Quel gusto perverso del politico in galera

In fondo, a noi la galera piace. Quella degli altri, naturalmente. Così come ci affascinano gli arresti, le retate, i blitz delle forze dell’ordine, le liste di proscrizione degli indagati. Soprattutto se sono noti. Soprattutto se sono politici.

È così da sempre, come da sempre questo è il genere di notizia che fa (ancora) vendere i giornali. Sarà perché siamo miserabili, sarà perché siamo livorosi, sarà perché siamo lividi e gonfi di rancori e frustrazioni, ma quando lorsignori finiscono al gabbio o sputtanati in diretta televisiva veniamo tutti quanti pervasi da un inconfessabile senso di sollievo. Perché il politico in galera ci permette di rendere tutto più facile, tutto più semplice, tutto più comprensibile. Di sentirci a posto con la coscienza. Di sentirci migliori. Lui - lui e solo lui - è il ladro, il corrotto, il corruttore. Noi, invece, siamo i puri, gli algidi, gli immacolati. Loro sono il problema, noi la soluzione. Loro sono il male, noi invece siamo il bene e, in quanto tale, vessati, seviziati e perseguitati dai padroni del vapore, da quelli che si baloccano nella stanza dei bottoni, da quelli che giocano con le vite degli altri, condannandoli a esistenze grigie e anonime proprio perché loro - gli altri - hanno sottratto le occasioni, le opportunità, le speranze. E invece, ora che li hanno beccati con il sorcio in bocca, gli tocca pagare finalmente pegno per tutte quelle nefandezze. Giustizia è fatta, non è così?

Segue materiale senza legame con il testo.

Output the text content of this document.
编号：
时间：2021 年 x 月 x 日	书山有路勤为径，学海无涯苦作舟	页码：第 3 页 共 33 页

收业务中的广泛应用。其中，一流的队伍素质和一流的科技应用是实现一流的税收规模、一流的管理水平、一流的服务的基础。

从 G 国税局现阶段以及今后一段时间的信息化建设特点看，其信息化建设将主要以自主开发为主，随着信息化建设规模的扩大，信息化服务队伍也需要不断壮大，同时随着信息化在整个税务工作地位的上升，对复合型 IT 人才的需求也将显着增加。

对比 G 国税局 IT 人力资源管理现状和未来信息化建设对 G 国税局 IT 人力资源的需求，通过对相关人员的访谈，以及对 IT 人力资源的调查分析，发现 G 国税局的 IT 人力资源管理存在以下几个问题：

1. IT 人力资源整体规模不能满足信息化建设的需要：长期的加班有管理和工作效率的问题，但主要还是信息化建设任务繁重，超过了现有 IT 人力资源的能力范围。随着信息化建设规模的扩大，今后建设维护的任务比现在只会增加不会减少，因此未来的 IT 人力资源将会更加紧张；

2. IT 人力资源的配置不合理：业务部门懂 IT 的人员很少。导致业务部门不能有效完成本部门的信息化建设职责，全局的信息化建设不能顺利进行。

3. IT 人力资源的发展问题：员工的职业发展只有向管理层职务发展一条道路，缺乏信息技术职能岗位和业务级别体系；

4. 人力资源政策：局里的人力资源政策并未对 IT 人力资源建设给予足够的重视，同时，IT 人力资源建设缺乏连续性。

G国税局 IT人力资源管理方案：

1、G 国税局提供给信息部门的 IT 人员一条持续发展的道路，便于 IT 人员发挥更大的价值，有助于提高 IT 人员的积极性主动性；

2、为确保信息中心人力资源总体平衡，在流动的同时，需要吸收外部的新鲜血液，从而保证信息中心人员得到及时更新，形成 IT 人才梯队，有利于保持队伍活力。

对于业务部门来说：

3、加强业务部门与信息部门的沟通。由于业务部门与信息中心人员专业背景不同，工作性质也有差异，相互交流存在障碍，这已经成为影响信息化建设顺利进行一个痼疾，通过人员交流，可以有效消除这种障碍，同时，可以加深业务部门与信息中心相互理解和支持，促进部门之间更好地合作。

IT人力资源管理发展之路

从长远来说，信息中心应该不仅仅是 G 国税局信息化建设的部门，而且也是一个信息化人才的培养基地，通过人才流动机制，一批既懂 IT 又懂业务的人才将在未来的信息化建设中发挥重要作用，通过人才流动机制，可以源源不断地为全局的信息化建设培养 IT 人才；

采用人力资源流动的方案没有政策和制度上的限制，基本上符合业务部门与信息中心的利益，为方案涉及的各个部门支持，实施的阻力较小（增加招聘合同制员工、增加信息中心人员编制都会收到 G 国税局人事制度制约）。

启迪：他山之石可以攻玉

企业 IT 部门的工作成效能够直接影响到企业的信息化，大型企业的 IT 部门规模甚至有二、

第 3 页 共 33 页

La clamorosa sentenza del processo di appello che ha ribaltato il primo grado assolvendo, a partire dall’ex sindaco Mario Lucini, tutti i coinvolti nel cosiddetto scandalo delle paratie di Como - inchiesta lariana che qualche anno fa si è trasformata in un vero e proprio caso nazionale - scoppiato nell’ormai lontano 2016 con perquisizioni, arresti e compagnia cantante e archiviato venerdì scorso con il più emblematico dei “il fatto non sussiste” è una materia che, a pensarci bene, attiene poco alla giustizia e al giornalismo e molto di più, invece, all’antropologia. Perché tutto quel gigantesco pasticcio nato nel 2008 e non ancora risolto oggi, anno del Signore 2023, che consiste nella realizzazione di un piccolo Mose per difendere Como dalle esondazioni del lago non è affatto, come hanno pensato e creduto gli spiriti semplici, un mostruoso caso di corruzione, truffa, abuso d’ufficio e tutto quello che di più scandaloso e inaudito si possa immaginare - perché così non è, e ora anche le sentenze lo dimostrano - quanto invece un semplicissimo e avvilente esempio di inettitudine e di incompetenza. Che forse, a pensarci bene, è addirittura peggio della disonestà. Perché, come diceva qualcuno, magari un giorno il ladro si redime, lo sciocco mai.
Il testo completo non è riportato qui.